Lecture : 7 minLe mythe de l'échéanceCe que dit le CodeCe que les plans ont laisséMàJ : juillet 2026
Une rumeur tenace

L’échéance annoncée n’est jamais devenue un texte

Une annonce politique largement relayée a laissé croire à une date butoir à partir de laquelle le BIM serait exigé sur les marchés publics. Cette date est passée depuis longtemps, et l’obligation générale n’existe toujours pas.

Le malentendu vient d’une confusion entre une intention affichée et une norme juridique. Les annonces, les plans nationaux et les feuilles de route ont bien existé, avec des budgets et des livrables. Aucun n’a produit de texte rendant le BIM obligatoire pour l’ensemble de la commande publique.

Cette rumeur n’est pas inoffensive. Elle a produit deux comportements également coûteux : des entreprises qui se sont équipées dans l’urgence pour une échéance qui n’est jamais venue, et d’autres qui, une fois la rumeur démentie, en ont conclu que le sujet pouvait attendre indéfiniment. Les deux ont mal lu la situation.

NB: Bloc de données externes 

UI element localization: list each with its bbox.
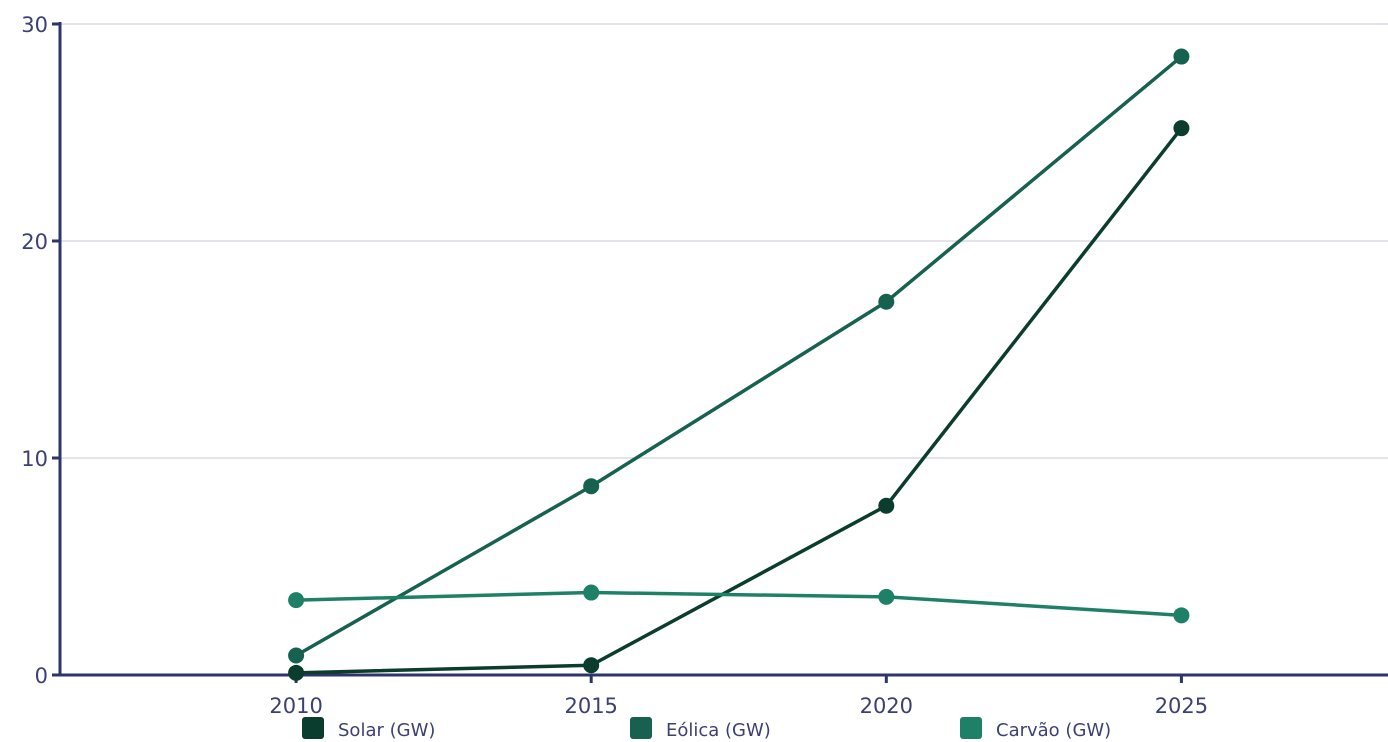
y-tick-label: 20 xyxy=(21,230,48,254)
series-line-2 xyxy=(296,590,1182,618)
grid-lines xyxy=(60,23,1388,459)
legend: Solar (GW) Eólica (GW) Carvão (GW) xyxy=(302,717,1111,741)
x-tick-label: 2010 xyxy=(269,694,322,718)
data-point xyxy=(878,497,895,514)
series-line-1 xyxy=(295,55,1183,657)
x-tick-label: 2025 xyxy=(1155,694,1208,718)
data-point xyxy=(583,478,600,495)
data-point xyxy=(1173,48,1190,65)
data-point xyxy=(288,647,305,664)
data-point xyxy=(288,592,305,609)
legend-label: Eólica (GW) xyxy=(666,720,771,741)
y-tick-label: 0 xyxy=(35,664,48,688)
series-line-0 xyxy=(296,127,1183,675)
legend-swatch xyxy=(630,717,652,739)
data-point xyxy=(288,664,305,681)
y-tick-label: 30 xyxy=(21,13,48,37)
series-lines xyxy=(288,48,1190,681)
legend-label: Carvão (GW) xyxy=(996,720,1111,741)
tick-labels: 0 10 20 30 2010 2015 2020 2025 xyxy=(21,13,1208,718)
data-point xyxy=(878,588,895,605)
legend-swatch xyxy=(302,717,324,739)
axes xyxy=(52,22,1388,683)
y-tick-label: 10 xyxy=(21,447,48,471)
legend-label: Solar (GW) xyxy=(338,720,435,741)
data-point xyxy=(583,584,600,601)
data-point xyxy=(878,293,895,310)
x-tick-label: 2015 xyxy=(564,694,617,718)
x-tick-label: 2020 xyxy=(860,694,913,718)
data-point xyxy=(583,657,600,674)
legend-swatch xyxy=(960,717,982,739)
data-point xyxy=(1173,120,1190,137)
data-point xyxy=(1173,607,1190,624)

La bonne façon de poser la question

Ne demandez pas « le BIM est-il obligatoire en France ». Demandez « ce maître d’ouvrage l’exige-t-il, et qu’a-t-il écrit exactement ? ». La première question a une réponse générale et inutile, la seconde une réponse précise et actionnable.

Ce que dit réellement le texte

Une faculté, pas une obligation

Les directives européennes de 2014 ont laissé aux États la possibilité d’imposer les outils de modélisation électronique. La France ne l’a pas fait, et a transposé cette possibilité comme une faculté offerte à l’acheteur.

Le Code de la commande publique le formule sans ambiguïté. Son article R2132-10 prévoit que l’acheteur « peut, si nécessaire, exiger l’utilisation d’outils et de dispositifs qui ne sont pas communément disponibles, tels que des outils de modélisation électronique des données du bâtiment ou des outils similaires ».

Trois mots méritent d’être relevés. Peut : c’est une faculté, jamais une contrainte. Si nécessaire : l’exigence doit se justifier par le besoin, ce qui interdit de l’imposer par principe. Ou des outils similaires : le texte ne nomme aucun logiciel ni aucun format, et un acheteur qui imposerait une marque précise s’exposerait au reproche de restreindre la concurrence.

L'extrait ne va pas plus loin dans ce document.